La Cancelliera Angela Merkel, in visita di Stato in India, ha ricordato come Bruxelles e Nuova Delhi debbano tentare nuovamente di arrivare alla stipula di un accordo di libero scambio. La Merkel ha anche avuto modo di incontrare il premier indiano Narendra Modi ed i due hanno parlato di cambiamento climatico, sicurezza regionale e commercio. La Germania dovrebbe inoltre investire un miliardo di euro in progetti di mobilità sostenibile nel Paese asiatico mentre gli scambi commerciali tra le due parti hanno raggiunto i 24 miliardi di euro nell’anno fiscale 2018-2019. Berlino è il principale partner commerciale di Nuova Delhi nel Vecchio continente mentre le compagnie tedesche hanno investito, dal 2000, almeno 12 miliardi di euro nell’economia indiana. Sullo sfondo delle buone relazioni tra Germania ed India resta, però, la macro questione dell’accordo di libero scambio, ancora non finalizzato, tra Bruxelles e Nuova Delhi.

Una questione complessa

L’uscita del Regno Unito dall’Unione europea potrebbe avere, come riporta il Brussels Times, l’effetto paradossale di rafforzare l’interesse dei Paesi del Vecchio continente nel perseguire l’intesa con l’India. Londra, anche in virtù delle ottime relazioni costruite nel periodo post-coloniale, aveva sinora monopolizzato i rapporti con Nuova Delhi. Il fattore che, più di tutti, ha sinora bloccato la firma dell’accordo sarebbe la scarsa protezione data dai tribunali indiani agli investitori  stranieri. Il sistema giudiziario indiano è inoltre considerato lento e poco trasparente. Le trattative tra le parti, in realtà, vanno avanti sin dal 2007 e la questione degli investitori stranieri non è l’unico problema in essere. I Paesi europei, ad esempio, non sarebbero soddisfatti delle offerte indiane nel settore automobilistico ed in quello degli alcolici. Secondo Abhijit Das, del Centro Studi del Wto, tanto Bruxelles quanto Nuova Delhi dovrebbero probabilmente abbassare il proprio livello di ambizione e provare a cercare un accordo al ribasso, qualora abbiano veramente intenzione di concluderne uno e di porre così fine ai lunghi negoziati.

Le prospettive

Le incertezze sulla stipula dell’accordo non possono far dimenticare, però, il fatto che Bruxelles sia il principale partner commerciale, a livello mondiale, dell’India superando in questo senso Cina e Stati Uniti. L’Unione europea e Nuova Delhi condividono, inoltre, il rispetto per i valori democratici ed in questo senso le relazioni sul piano politico sono meno problematiche di quelle con Pechino. Le dinamiche geopolitiche potrebbero, però, influire negativamente sui rapporti bilaterali: la crisi nel Kashmir e le tensioni tra Nuova Delhi ed Islamabad potrebbero spingere Bruxelles a non sbilanciarsi sulla questione, suscitando così il rancore del governo indiano. I controversi limiti alle libertà civili nel Kashmir, posti in essere dalle forze di sicurezza indiane, rischiano così di ostacolare le relazioni tra le due parti.

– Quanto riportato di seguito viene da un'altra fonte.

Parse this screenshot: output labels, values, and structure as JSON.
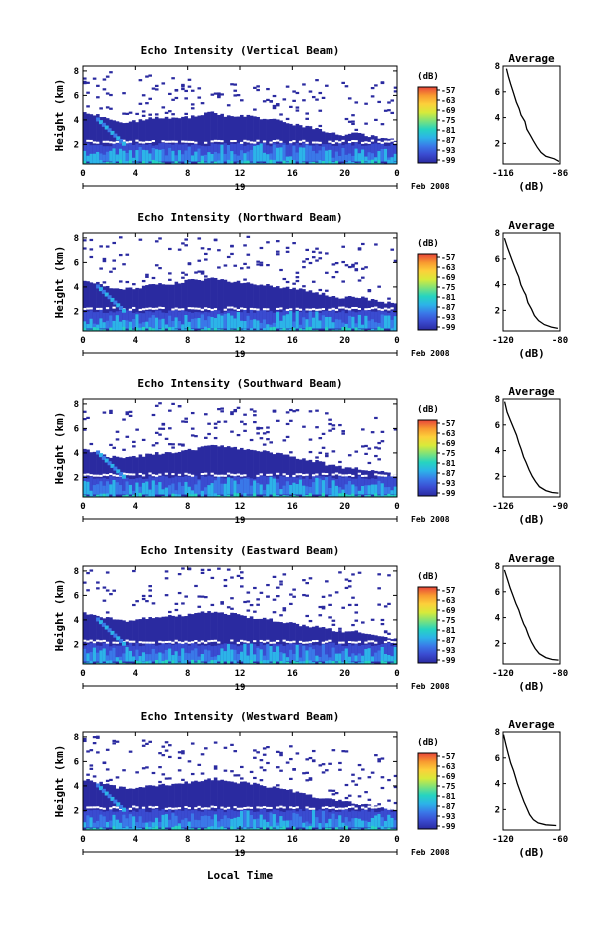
{
  "colors": {
    "colormap": [
      "#2a2aa0",
      "#3a4bd0",
      "#3a78e8",
      "#2cb4e8",
      "#26d4c0",
      "#7ee27a",
      "#d8ea3a",
      "#fcd03a",
      "#f89a30",
      "#e8453a"
    ]
  },
  "footer": {
    "xlabel": "Local Time"
  },
  "chart_data": [
    {
      "type": "heatmap",
      "title": "Echo Intensity (Vertical Beam)",
      "ylabel": "Height (km)",
      "x_ticks": [
        "0",
        "4",
        "8",
        "12",
        "16",
        "20",
        "0"
      ],
      "y_ticks": [
        "2",
        "4",
        "6",
        "8"
      ],
      "date_day": "19",
      "date_label": "Feb 2008",
      "colorbar": {
        "unit": "(dB)",
        "ticks": [
          "-57",
          "-63",
          "-69",
          "-75",
          "-81",
          "-87",
          "-93",
          "-99"
        ]
      },
      "top_clear_km": [
        6.9,
        6.7,
        6.9,
        6.8,
        7.0,
        6.7,
        6.5,
        6.4,
        6.3,
        6.5,
        6.6,
        6.8,
        6.6,
        6.2,
        6.0,
        5.8,
        6.0,
        6.3,
        6.5,
        6.4,
        6.2,
        6.0,
        5.9,
        6.2,
        6.0
      ],
      "layer_top_km": [
        4.6,
        4.4,
        4.0,
        3.8,
        3.9,
        4.1,
        4.2,
        4.1,
        4.2,
        4.5,
        4.6,
        4.3,
        4.4,
        4.3,
        4.1,
        3.9,
        3.6,
        3.5,
        3.3,
        3.0,
        2.8,
        2.9,
        2.7,
        2.5,
        2.4
      ],
      "average_profile": {
        "title": "Average",
        "xlabel": "(dB)",
        "x_ticks": [
          "-116",
          "-86"
        ],
        "xlim": [
          -116,
          -86
        ],
        "y_ticks": [
          "2",
          "4",
          "6",
          "8"
        ],
        "ylim": [
          0.4,
          8
        ],
        "points": [
          [
            -114.2,
            7.8
          ],
          [
            -113.2,
            7.2
          ],
          [
            -112.0,
            6.6
          ],
          [
            -110.5,
            5.9
          ],
          [
            -109.0,
            5.2
          ],
          [
            -107.5,
            4.7
          ],
          [
            -106.5,
            4.2
          ],
          [
            -104.5,
            3.7
          ],
          [
            -103.5,
            3.1
          ],
          [
            -101.5,
            2.6
          ],
          [
            -100.0,
            2.2
          ],
          [
            -98.0,
            1.7
          ],
          [
            -96.0,
            1.3
          ],
          [
            -93.5,
            1.0
          ],
          [
            -89.0,
            0.8
          ],
          [
            -86.5,
            0.6
          ]
        ]
      }
    },
    {
      "type": "heatmap",
      "title": "Echo Intensity (Northward Beam)",
      "ylabel": "Height (km)",
      "x_ticks": [
        "0",
        "4",
        "8",
        "12",
        "16",
        "20",
        "0"
      ],
      "y_ticks": [
        "2",
        "4",
        "6",
        "8"
      ],
      "date_day": "19",
      "date_label": "Feb 2008",
      "colorbar": {
        "unit": "(dB)",
        "ticks": [
          "-57",
          "-63",
          "-69",
          "-75",
          "-81",
          "-87",
          "-93",
          "-99"
        ]
      },
      "top_clear_km": [
        7.8,
        7.7,
        7.8,
        7.6,
        7.7,
        7.8,
        7.6,
        7.5,
        7.4,
        7.6,
        7.7,
        7.5,
        7.3,
        7.2,
        7.0,
        6.9,
        7.1,
        7.2,
        7.0,
        6.8,
        6.6,
        6.7,
        6.5,
        6.6,
        6.5
      ],
      "layer_top_km": [
        4.5,
        4.3,
        4.0,
        3.8,
        3.9,
        4.2,
        4.3,
        4.3,
        4.5,
        4.6,
        4.7,
        4.5,
        4.4,
        4.3,
        4.2,
        4.0,
        3.9,
        3.7,
        3.5,
        3.3,
        3.1,
        3.2,
        3.0,
        2.8,
        2.6
      ],
      "average_profile": {
        "title": "Average",
        "xlabel": "(dB)",
        "x_ticks": [
          "-120",
          "-80"
        ],
        "xlim": [
          -120,
          -80
        ],
        "y_ticks": [
          "2",
          "4",
          "6",
          "8"
        ],
        "ylim": [
          0.4,
          8
        ],
        "points": [
          [
            -119.0,
            7.6
          ],
          [
            -117.0,
            6.9
          ],
          [
            -115.0,
            6.3
          ],
          [
            -113.0,
            5.7
          ],
          [
            -110.5,
            5.0
          ],
          [
            -109.0,
            4.6
          ],
          [
            -107.5,
            4.0
          ],
          [
            -105.5,
            3.5
          ],
          [
            -104.0,
            3.2
          ],
          [
            -102.5,
            2.6
          ],
          [
            -100.0,
            2.1
          ],
          [
            -98.0,
            1.6
          ],
          [
            -95.0,
            1.2
          ],
          [
            -91.0,
            0.9
          ],
          [
            -86.0,
            0.7
          ],
          [
            -81.5,
            0.6
          ]
        ]
      }
    },
    {
      "type": "heatmap",
      "title": "Echo Intensity (Southward Beam)",
      "ylabel": "Height (km)",
      "x_ticks": [
        "0",
        "4",
        "8",
        "12",
        "16",
        "20",
        "0"
      ],
      "y_ticks": [
        "2",
        "4",
        "6",
        "8"
      ],
      "date_day": "19",
      "date_label": "Feb 2008",
      "colorbar": {
        "unit": "(dB)",
        "ticks": [
          "-57",
          "-63",
          "-69",
          "-75",
          "-81",
          "-87",
          "-93",
          "-99"
        ]
      },
      "top_clear_km": [
        7.4,
        7.3,
        7.6,
        7.5,
        7.3,
        7.4,
        7.2,
        7.0,
        6.9,
        7.1,
        7.0,
        6.8,
        6.9,
        6.7,
        6.6,
        6.5,
        6.7,
        6.8,
        6.6,
        6.3,
        6.1,
        6.3,
        6.0,
        6.2,
        6.0
      ],
      "layer_top_km": [
        4.3,
        4.0,
        3.7,
        3.6,
        3.7,
        3.9,
        4.0,
        4.1,
        4.2,
        4.4,
        4.6,
        4.5,
        4.3,
        4.2,
        4.1,
        3.9,
        3.7,
        3.5,
        3.3,
        3.0,
        2.8,
        2.7,
        2.5,
        2.4,
        2.2
      ],
      "average_profile": {
        "title": "Average",
        "xlabel": "(dB)",
        "x_ticks": [
          "-126",
          "-90"
        ],
        "xlim": [
          -126,
          -90
        ],
        "y_ticks": [
          "2",
          "4",
          "6",
          "8"
        ],
        "ylim": [
          0.4,
          8
        ],
        "points": [
          [
            -125.0,
            7.8
          ],
          [
            -123.5,
            7.0
          ],
          [
            -121.5,
            6.4
          ],
          [
            -119.5,
            5.8
          ],
          [
            -117.5,
            5.2
          ],
          [
            -116.0,
            4.6
          ],
          [
            -114.5,
            4.1
          ],
          [
            -113.0,
            3.5
          ],
          [
            -111.5,
            3.1
          ],
          [
            -109.5,
            2.5
          ],
          [
            -107.5,
            2.0
          ],
          [
            -105.5,
            1.6
          ],
          [
            -103.0,
            1.2
          ],
          [
            -99.0,
            0.9
          ],
          [
            -95.0,
            0.75
          ],
          [
            -91.0,
            0.7
          ]
        ]
      }
    },
    {
      "type": "heatmap",
      "title": "Echo Intensity (Eastward Beam)",
      "ylabel": "Height (km)",
      "x_ticks": [
        "0",
        "4",
        "8",
        "12",
        "16",
        "20",
        "0"
      ],
      "y_ticks": [
        "2",
        "4",
        "6",
        "8"
      ],
      "date_day": "19",
      "date_label": "Feb 2008",
      "colorbar": {
        "unit": "(dB)",
        "ticks": [
          "-57",
          "-63",
          "-69",
          "-75",
          "-81",
          "-87",
          "-93",
          "-99"
        ]
      },
      "top_clear_km": [
        7.9,
        7.8,
        7.9,
        7.7,
        7.8,
        7.6,
        7.5,
        7.4,
        7.5,
        7.3,
        7.4,
        7.2,
        7.0,
        6.9,
        7.0,
        6.8,
        6.6,
        6.5,
        6.7,
        6.9,
        7.2,
        7.4,
        7.3,
        7.1,
        7.0
      ],
      "layer_top_km": [
        4.6,
        4.4,
        4.1,
        3.9,
        4.0,
        4.2,
        4.3,
        4.3,
        4.4,
        4.6,
        4.7,
        4.5,
        4.4,
        4.2,
        4.1,
        3.9,
        3.7,
        3.5,
        3.4,
        3.2,
        3.0,
        3.1,
        2.9,
        2.7,
        2.5
      ],
      "average_profile": {
        "title": "Average",
        "xlabel": "(dB)",
        "x_ticks": [
          "-120",
          "-80"
        ],
        "xlim": [
          -120,
          -80
        ],
        "y_ticks": [
          "2",
          "4",
          "6",
          "8"
        ],
        "ylim": [
          0.4,
          8
        ],
        "points": [
          [
            -119.0,
            7.7
          ],
          [
            -117.0,
            7.0
          ],
          [
            -115.0,
            6.3
          ],
          [
            -113.0,
            5.7
          ],
          [
            -111.0,
            5.1
          ],
          [
            -109.0,
            4.6
          ],
          [
            -107.5,
            4.1
          ],
          [
            -105.5,
            3.5
          ],
          [
            -104.0,
            3.2
          ],
          [
            -102.0,
            2.6
          ],
          [
            -100.0,
            2.1
          ],
          [
            -97.5,
            1.6
          ],
          [
            -94.5,
            1.2
          ],
          [
            -90.0,
            0.9
          ],
          [
            -85.5,
            0.75
          ],
          [
            -81.0,
            0.7
          ]
        ]
      }
    },
    {
      "type": "heatmap",
      "title": "Echo Intensity (Westward Beam)",
      "ylabel": "Height (km)",
      "x_ticks": [
        "0",
        "4",
        "8",
        "12",
        "16",
        "20",
        "0"
      ],
      "y_ticks": [
        "2",
        "4",
        "6",
        "8"
      ],
      "date_day": "19",
      "date_label": "Feb 2008",
      "colorbar": {
        "unit": "(dB)",
        "ticks": [
          "-57",
          "-63",
          "-69",
          "-75",
          "-81",
          "-87",
          "-93",
          "-99"
        ]
      },
      "top_clear_km": [
        7.3,
        7.2,
        7.0,
        7.1,
        6.9,
        6.8,
        6.9,
        6.7,
        6.8,
        7.0,
        6.9,
        6.6,
        6.5,
        6.6,
        6.4,
        6.3,
        6.5,
        6.2,
        6.0,
        5.9,
        6.0,
        5.8,
        5.6,
        5.7,
        5.5
      ],
      "layer_top_km": [
        4.5,
        4.3,
        4.0,
        3.8,
        3.9,
        4.0,
        4.1,
        4.2,
        4.3,
        4.5,
        4.6,
        4.4,
        4.3,
        4.2,
        4.0,
        3.8,
        3.6,
        3.3,
        3.1,
        2.9,
        2.7,
        2.6,
        2.4,
        2.2,
        2.0
      ],
      "average_profile": {
        "title": "Average",
        "xlabel": "(dB)",
        "x_ticks": [
          "-120",
          "-60"
        ],
        "xlim": [
          -120,
          -60
        ],
        "y_ticks": [
          "2",
          "4",
          "6",
          "8"
        ],
        "ylim": [
          0.4,
          8
        ],
        "points": [
          [
            -119.5,
            7.8
          ],
          [
            -117.0,
            7.0
          ],
          [
            -114.5,
            6.3
          ],
          [
            -112.0,
            5.6
          ],
          [
            -109.0,
            5.0
          ],
          [
            -107.0,
            4.5
          ],
          [
            -105.0,
            4.0
          ],
          [
            -102.5,
            3.5
          ],
          [
            -100.5,
            3.1
          ],
          [
            -98.0,
            2.6
          ],
          [
            -95.0,
            2.1
          ],
          [
            -92.0,
            1.6
          ],
          [
            -88.0,
            1.2
          ],
          [
            -83.0,
            0.95
          ],
          [
            -75.0,
            0.8
          ],
          [
            -64.0,
            0.75
          ]
        ]
      }
    }
  ]
}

La crescita impetuosa dell’economia indiana e l’immenso mercato interno del Paese fanno gola a molti, dall’Unione Europea agli Stati Uniti. Nuova Delhi è però conscia del suo status di grande potenza in essere e pertanto non dovrebbe aver interesse a legarsi in maniera esclusiva ad uno solo dei possibili partner ma, piuttosto,  a cercare di perseguire il meglio dai singoli rapporti bilaterali traendo il meglio da ciascuno di essi. Il percorso dell’accordo di libero scambio, dunque, verrà di certo influenzato dall’abilità dei team di negoziatori ma anche dal complesso scenario internazionale.